If you don't do what I'm telling you to do, I'm just going to kill every god damn last one of you, you know? Your children, your grandparents, your hospitals, your schools, we're going to blow up everything. That's what we're going to do.'
In fact, if that's the way we're going to be, if that's the way we're going to act, we really don't deserve to live, and the sooner we commit suicide, which we're headed towards now, the better the world would be without us.
The thing I don't like to see is taking the elephants, the chimpanzees, and the gorillas with us when they're totally innocent. No gorilla ever bombed anybody and there's only about, 1,000 of them left in the world. 6.3 billion people and 1,000 gorillas. Does that sound right or fair to you?
People ask me why I care about the environment. I'm trying to bring back prairie dogs. I've got a 100,000 prairie dogs approximately on my different ranches. Keith, how many have we got here? We've got about 10,000 here in Kansas. I'll bet you we've got more prairie dogs than anybody else in Kansas. Anybody here got more than 10,000 prairie dogs on their ranch? I don't see a single soul.
So we're number one in prairie dogs, by god, and it's something, because prairie dogs are in a lot of danger, on a small scale because they're just little things. They are in about the same spot the bison were. There were billions out here and now there's only a million or two left which is one-thousandth as many as there were back when the white man first came out here.

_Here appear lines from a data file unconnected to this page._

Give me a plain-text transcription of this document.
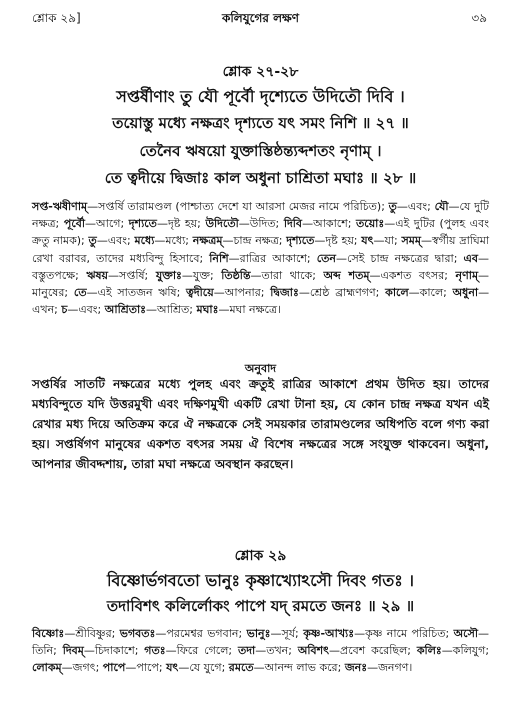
শ্লোক ২৯]	কলিযুগের লক্ষণ	৩৯
শ্লোক ২৭-২৮
সপ্তর্ষীণাং তু যৌ পূর্বৌ দৃশ্যেতে উদিতৌ দিবি ।
তয়োস্তু মধ্যে নক্ষত্রং দৃশ্যতে যৎ সমং নিশি ॥ ২৭ ॥
তেনৈব ঋষয়ো যুক্তাস্তিষ্ঠন্ত্যব্দশতং নৃণাম্ ।
তে ত্বদীয়ে দ্বিজাঃ কাল অধুনা চাশ্রিতা মঘাঃ ॥ ২৮ ॥
সপ্ত-ঋষীণাম্—সপ্তর্ষি তারামণ্ডল (পাশ্চাত্য দেশে যা আরসা মেজর নামে পরিচিত); তু—এবং; যৌ—যে দুটি নক্ষত্র; পূর্বৌ—আগে; দৃশ্যতে—দৃষ্ট হয়; উদিতৌ—উদিত; দিবি—আকাশে; তয়োঃ—এই দুটির (পুলহ এবং ক্রতু নামক); তু—এবং; মধ্যে—মধ্যে; নক্ষত্রম্—চান্দ্র নক্ষত্র; দৃশ্যতে—দৃষ্ট হয়; যৎ—যা; সমম্—স্বর্গীয় দ্রাঘিমা রেখা বরাবর, তাদের মধ্যবিন্দু হিসাবে; নিশি—রাত্রির আকাশে; তেন—সেই চান্দ্র নক্ষত্রের দ্বারা; এব—বস্তুতপক্ষে; ঋষয়—সপ্তর্ষি; যুক্তাঃ—যুক্ত; তিষ্ঠন্তি—তারা থাকে; অব্দ শতম্—একশত বৎসর; নৃণাম্—মানুষের; তে—এই সাতজন ঋষি; ত্বদীয়ে—আপনার; দ্বিজাঃ—শ্রেষ্ঠ ব্রাহ্মণগণ; কালে—কালে; অধুনা—এখন; চ—এবং; আশ্রিতাঃ—আশ্রিত; মঘাঃ—মঘা নক্ষত্রে।
অনুবাদ
সপ্তর্ষির সাতটি নক্ষত্রের মধ্যে পুলহ এবং ক্রতুই রাত্রির আকাশে প্রথম উদিত হয়। তাদের মধ্যবিন্দুতে যদি উত্তরমুখী এবং দক্ষিণমুখী একটি রেখা টানা হয়, যে কোন চান্দ্র নক্ষত্র যখন এই রেখার মধ্য দিয়ে অতিক্রম করে ঐ নক্ষত্রকে সেই সময়কার তারামণ্ডলের অধিপতি বলে গণ্য করা হয়। সপ্তর্ষিগণ মানুষের একশত বৎসর সময় ঐ বিশেষ নক্ষত্রের সঙ্গে সংযুক্ত থাকবেন। অধুনা, আপনার জীবদ্দশায়, তারা মঘা নক্ষত্রে অবস্থান করছেন।
শ্লোক ২৯
বিষ্ণোর্ভগবতো ভানুঃ কৃষ্ণাখ্যোঽসৌ দিবং গতঃ ।
তদাবিশৎ কলির্লোকং পাপে যদ্ রমতে জনঃ ॥ ২৯ ॥
বিষ্ণোঃ—শ্রীবিষ্ণুর; ভগবতঃ—পরমেশ্বর ভগবান; ভানুঃ—সূর্য; কৃষ্ণ-আখ্যঃ—কৃষ্ণ নামে পরিচিত; অসৌ—তিনি; দিবম্—চিদাকাশে; গতঃ—ফিরে গেলে; তদা—তখন; অবিশৎ—প্রবেশ করেছিল; কলিঃ—কলিযুগ; লোকম্—জগৎ; পাপে—পাপে; যৎ—যে যুগে; রমতে—আনন্দ লাভ করে; জনঃ—জনগণ।
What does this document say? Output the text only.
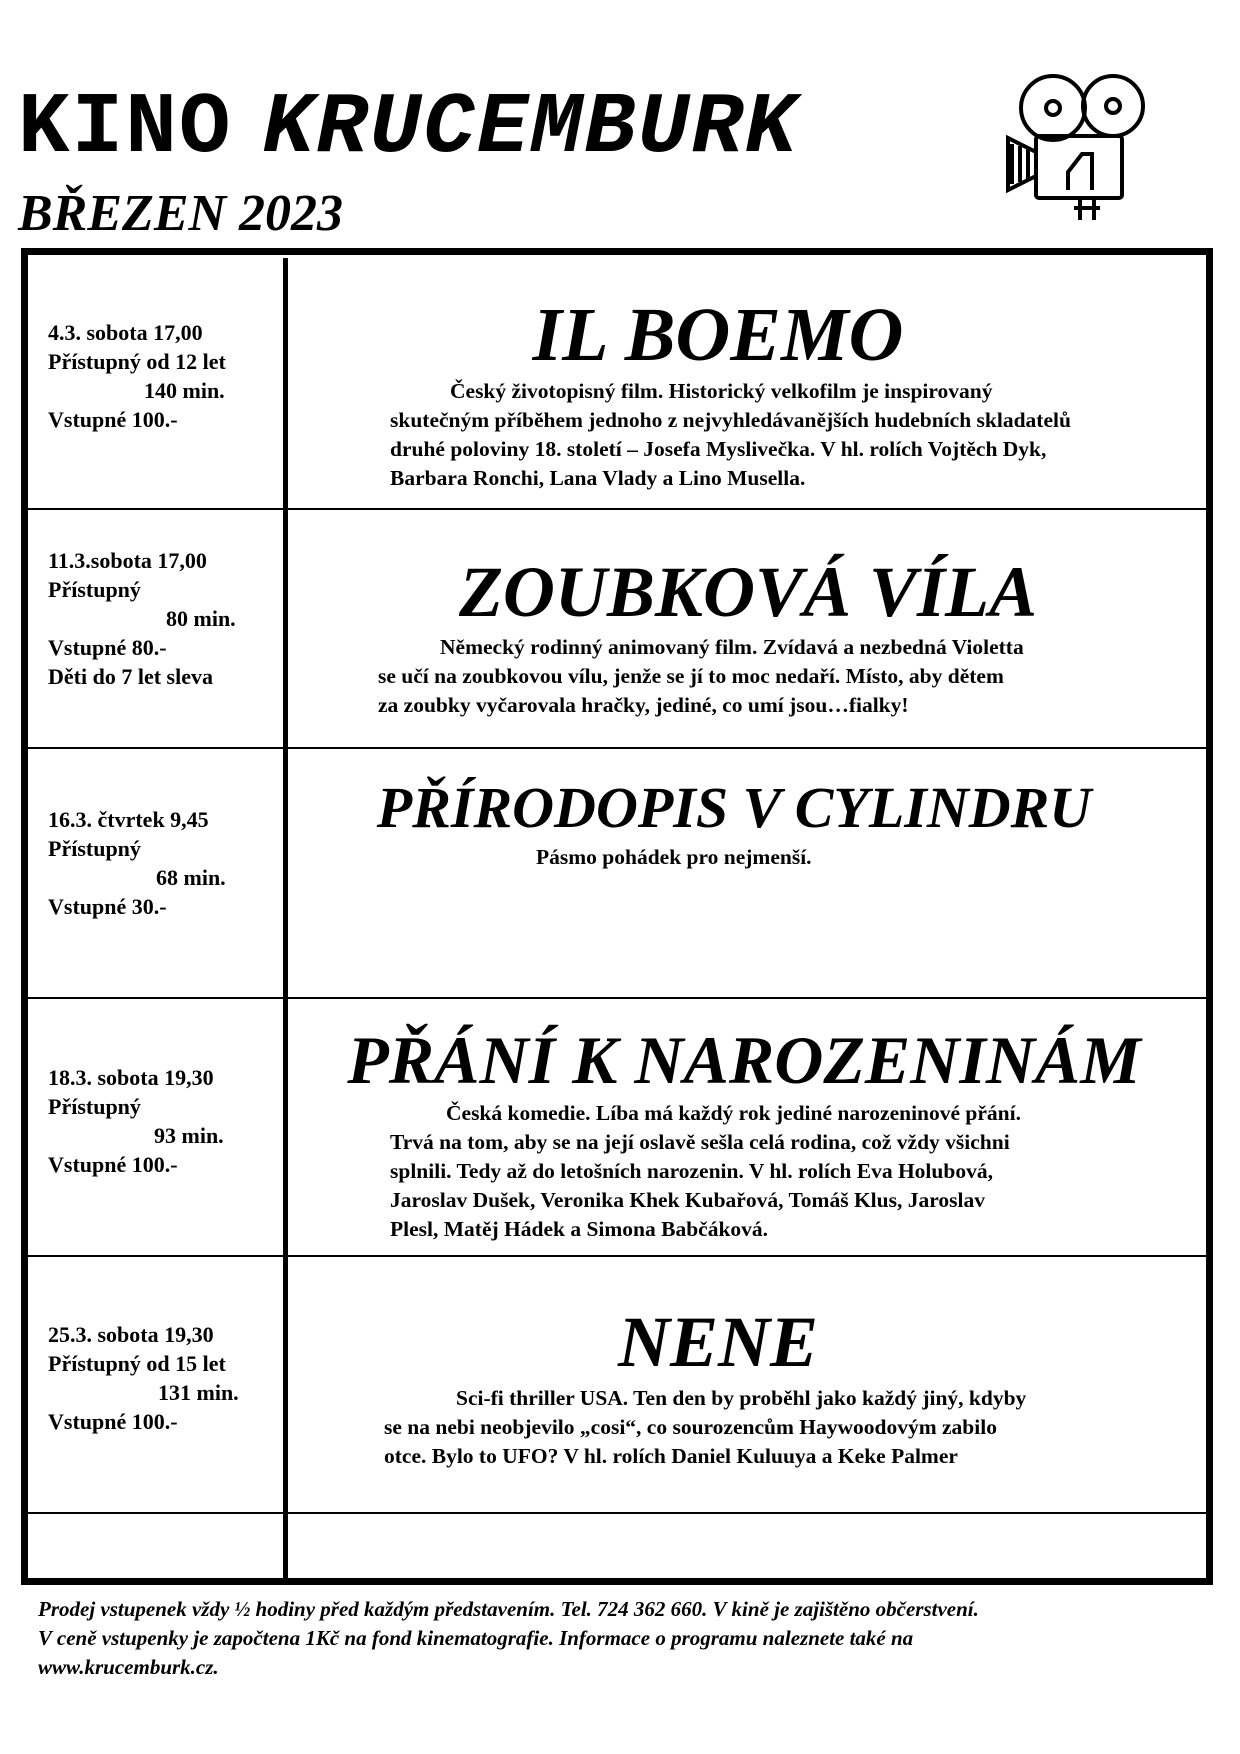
KINO KRUCEMBURK
BŘEZEN 2023
4.3. sobota 17,00
Přístupný od 12 let
140 min.
Vstupné 100.-
IL BOEMO
Český životopisný film. Historický velkofilm je inspirovaný
skutečným příběhem jednoho z nejvyhledávanějších hudebních skladatelů
druhé poloviny 18. století – Josefa Myslivečka. V hl. rolích Vojtěch Dyk,
Barbara Ronchi, Lana Vlady a Lino Musella.
11.3.sobota 17,00
Přístupný
80 min.
Vstupné 80.-
Děti do 7 let sleva
ZOUBKOVÁ VÍLA
Německý rodinný animovaný film. Zvídavá a nezbedná Violetta
se učí na zoubkovou vílu, jenže se jí to moc nedaří. Místo, aby dětem
za zoubky vyčarovala hračky, jediné, co umí jsou…fialky!
16.3. čtvrtek 9,45
Přístupný
68 min.
Vstupné 30.-
PŘÍRODOPIS V CYLINDRU
Pásmo pohádek pro nejmenší.
18.3. sobota 19,30
Přístupný
93 min.
Vstupné 100.-
PŘÁNÍ K NAROZENINÁM
Česká komedie. Líba má každý rok jediné narozeninové přání.
Trvá na tom, aby se na její oslavě sešla celá rodina, což vždy všichni
splnili. Tedy až do letošních narozenin. V hl. rolích Eva Holubová,
Jaroslav Dušek, Veronika Khek Kubařová, Tomáš Klus, Jaroslav
Plesl, Matěj Hádek a Simona Babčáková.
25.3. sobota 19,30
Přístupný od 15 let
131 min.
Vstupné 100.-
NENE
Sci-fi thriller USA. Ten den by proběhl jako každý jiný, kdyby
se na nebi neobjevilo „cosi“, co sourozencům Haywoodovým zabilo
otce. Bylo to UFO? V hl. rolích Daniel Kuluuya a Keke Palmer
Prodej vstupenek vždy ½ hodiny před každým představením. Tel. 724 362 660. V kině je zajištěno občerstvení.
V ceně vstupenky je započtena 1Kč na fond kinematografie. Informace o programu naleznete také na
www.krucemburk.cz.
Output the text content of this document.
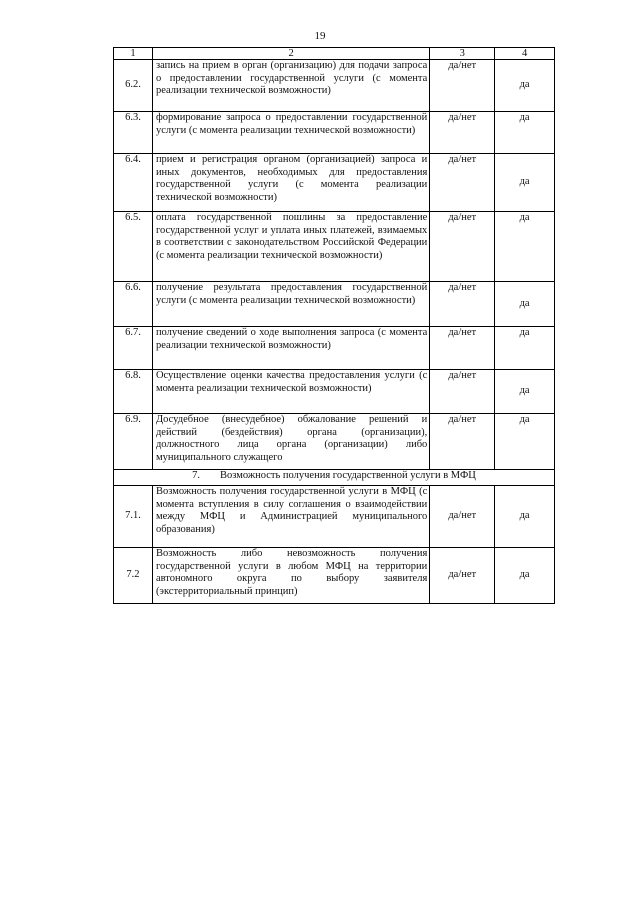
19
1	2	3	4
6.2.	запись на прием в орган (организацию) для подачи запроса о предоставлении государственной услуги (с момента реализации технической возможности)	да/нет	да
6.3.	формирование запроса о предоставлении государственной услуги (с момента реализации технической возможности)	да/нет	да
6.4.	прием и регистрация органом (организацией) запроса и иных документов, необходимых для предоставления государственной услуги (с момента реализации технической возможности)	да/нет	да
6.5.	оплата государственной пошлины за предоставление государственной услуг и уплата иных платежей, взимаемых в соответствии с законодательством Российской Федерации (с момента реализации технической возможности)	да/нет	да
6.6.	получение результата предоставления государственной услуги (с момента реализации технической возможности)	да/нет	да
6.7.	получение сведений о ходе выполнения запроса (с момента реализации технической возможности)	да/нет	да
6.8.	Осуществление оценки качества предоставления услуги (с момента реализации технической возможности)	да/нет	да
6.9.	Досудебное (внесудебное) обжалование решений и действий (бездействия) органа (организации), должностного лица органа (организации) либо муниципального служащего	да/нет	да
7. Возможность получения государственной услуги в МФЦ			
7.1.	Возможность получения государственной услуги в МФЦ (с момента вступления в силу соглашения о взаимодействии между МФЦ и Администрацией муниципального образования)	да/нет	да
7.2	Возможность либо невозможность получения государственной услуги в любом МФЦ на территории автономного округа по выбору заявителя (экстерриториальный принцип)	да/нет	да
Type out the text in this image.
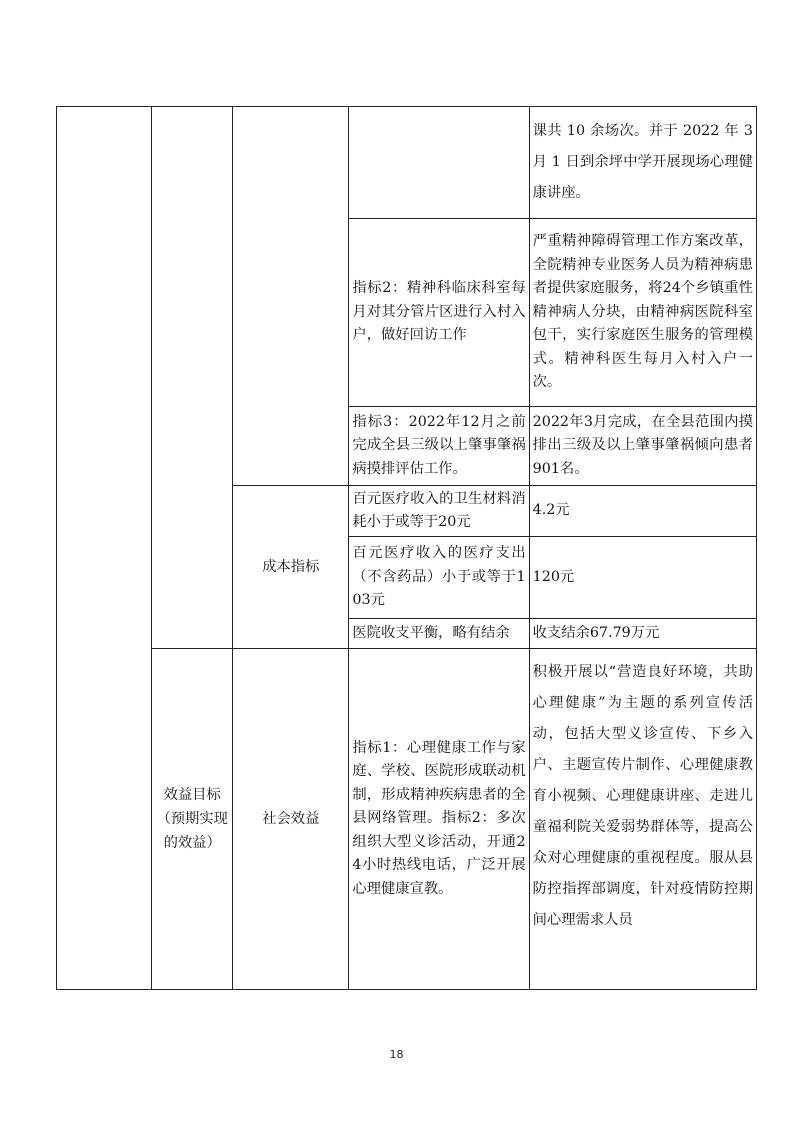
				课共 10 余场次。并于 2022 年 3 月 1 日到余坪中学开展现场心理健康讲座。

			指标2：精神科临床科室每月对其分管片区进行入村入户，做好回访工作	严重精神障碍管理工作方案改革，全院精神专业医务人员为精神病患者提供家庭服务，将24个乡镇重性精神病人分块，由精神病医院科室包干，实行家庭医生服务的管理模式。精神科医生每月入村入户一次。

			指标3：2022年12月之前完成全县三级以上肇事肇祸病摸排评估工作。	2022年3月完成，在全县范围内摸排出三级及以上肇事肇祸倾向患者901名。

		成本指标	百元医疗收入的卫生材料消耗小于或等于20元	4.2元

			百元医疗收入的医疗支出（不含药品）小于或等于103元	120元

			医院收支平衡，略有结余	收支结余67.79万元

	效益目标（预期实现的效益）	社会效益	指标1：心理健康工作与家庭、学校、医院形成联动机制，形成精神疾病患者的全县网络管理。指标2：多次组织大型义诊活动，开通24小时热线电话，广泛开展心理健康宣教。	积极开展以“营造良好环境，共助心理健康”为主题的系列宣传活动，包括大型义诊宣传、下乡入户、主题宣传片制作、心理健康教育小视频、心理健康讲座、走进儿童福利院关爱弱势群体等，提高公众对心理健康的重视程度。服从县防控指挥部调度，针对疫情防控期间心理需求人员
18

So really what I'm calling for is a basic change in human behavior. But basically it's not anything different than your learning here at the university, because what the university is trying to do is teach us that we should be as good as we possibly can and that we should live up to our potential, that we should be working to make our own lives better and those of the people and all the other little critters around us better as well.
That we should be the best that we can, not the worst that we can. And what does it require? It's just education. That's why my ex-wife, Jane Fonda, said 'Why do you go get those honorary degrees? Every spring you go to three or four colleges and get an honorary degree. Why do you do that?' I said, 'Well, I don't get that many.' I'm not getting an honorary degree today and I'm here.
I'm here because I was invited. I said, 'first of all I'm a business man and I think it's really important that business needs to stay very close and be very supportive and have as much interplay as possible with the educational community.' Because in order for our country and our world to be successful we need business and we need education. And we need them to work and pull together for the betterment of our society.
And what we need for everybody in this room and everybody around this world -- this is not going to be a thing where it's us or them…it's going to be all of us together.
I'm on my way next week to Bangladesh and India and Pakistan with this same message. I just got back from Russia and Kazakhstan and North and South Korea with the same message, that we are going to survive together or we're going to perish together.
And all we need to do is do the right things and stop doing the wrong things. And if we do that we're going to be just fine.